Posted by: nancy Ayola at 09/23/2008 12:51:01 PM
all of our money is in an annuity with thrivent financial it is not fdic insured how safe is this?
Posted by: e at 09/25/2008 08:19:38 PM
Is cash held in a money market fund at a brokerage account protected? If protected by SPIC...up to how much$$$? Does anyone have a list of internet banks that are NOT FDIC Insured? Thx
Posted by: MDRW at 10/02/2008 10:14:28 AM
This is directly to Nancy Ayola who asks if her money in an annuity with Thrivant was safe. If it is a fixed annuity it is as safe as safe can be. Not a single person has ever lost money in a fixed annuity in history! Yes, even during the Great Depression. Insurance companies are very heavily regulated and as a result have very few problems with solvency. Case in point is AIG. There fixed annuity holders are safe because those assets were not subject to the risk that got AIG into trouble for the most part. The problem was in a different part of the company. If you have a variable annuity it can be subject to ups and downs in the market meaning you could lose money. Find out what kind of annuity you have if its a fixed annuity or fixed index annuity you can sleep well tonight and every night.
Posted by: Arthur Barr at 10/04/2008 02:33:13 PM
Safety of money answers did not cover the safety of assets (stock & bonds) carried in accounts with stock brokers.I know about SIPC coverage up to $500M, but what about accounts in excess of this amount e.g. $5million?
Posted by: pam at 10/07/2008 11:10:54 PM
My simple ira is with UVEST, a securities firm. It is divided into 3 CDs each under $100,000 at 3 different banks. Are my CDs safe even though a broker made the transaction. And is my money market safe with UVEST ? Thanks
Posted by: Bob at 10/08/2008 11:21:11 PM
You guys left out the third major insurance fund: FSLIC. And believe me the OTS web site is a real bear to get any valid information. You can't really navigate the silly thing and get anything (useful) out of it.

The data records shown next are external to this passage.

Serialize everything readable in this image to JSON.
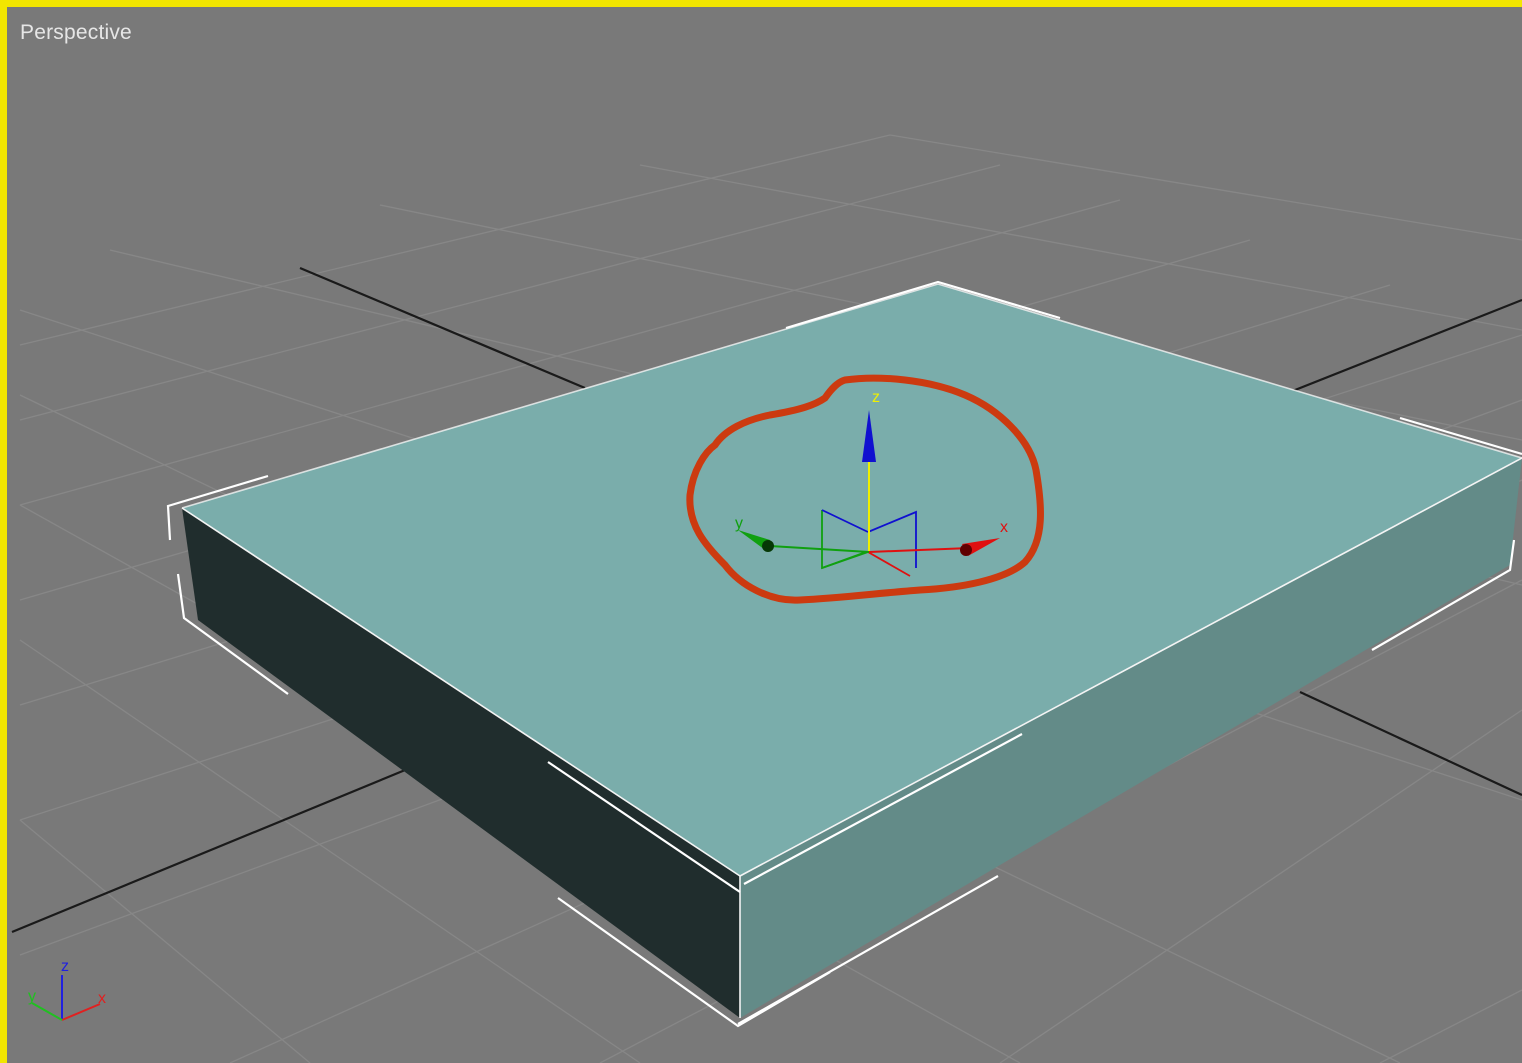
{
  "viewport": {
    "label": "Perspective",
    "active_border_color": "#f2e600",
    "background_color": "#797979"
  },
  "object": {
    "type": "box",
    "top_color": "#7aadab",
    "front_left_color": "#202d2d",
    "front_right_color": "#638b88",
    "selection_brackets_color": "#ffffff"
  },
  "transform_gizmo": {
    "mode": "move",
    "x_label": "x",
    "y_label": "y",
    "z_label": "z",
    "x_color": "#e01010",
    "y_color": "#10a010",
    "z_color": "#1010d0",
    "highlight_color": "#f0f000"
  },
  "annotation": {
    "shape": "hand-drawn-circle",
    "color": "#cc3a10"
  },
  "view_axis_tripod": {
    "x_label": "x",
    "y_label": "y",
    "z_label": "z"
  }
}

Posted by: Scot at 10/09/2008 08:13:10 PM
You did not mention insurance companies. How about deferred compensation and retirement accounts held by insurance companies?
Posted by: katie at 11/05/2008 08:52:44 AM
My Ira is with American Funds..Cash Management Fund of America-A. THere are no stocks or bonds involved. Investments are not FDIC-insured, nor are they deposits of or guaranteed by a bank or any other entity. My broker insists that my money is safe. What do you think?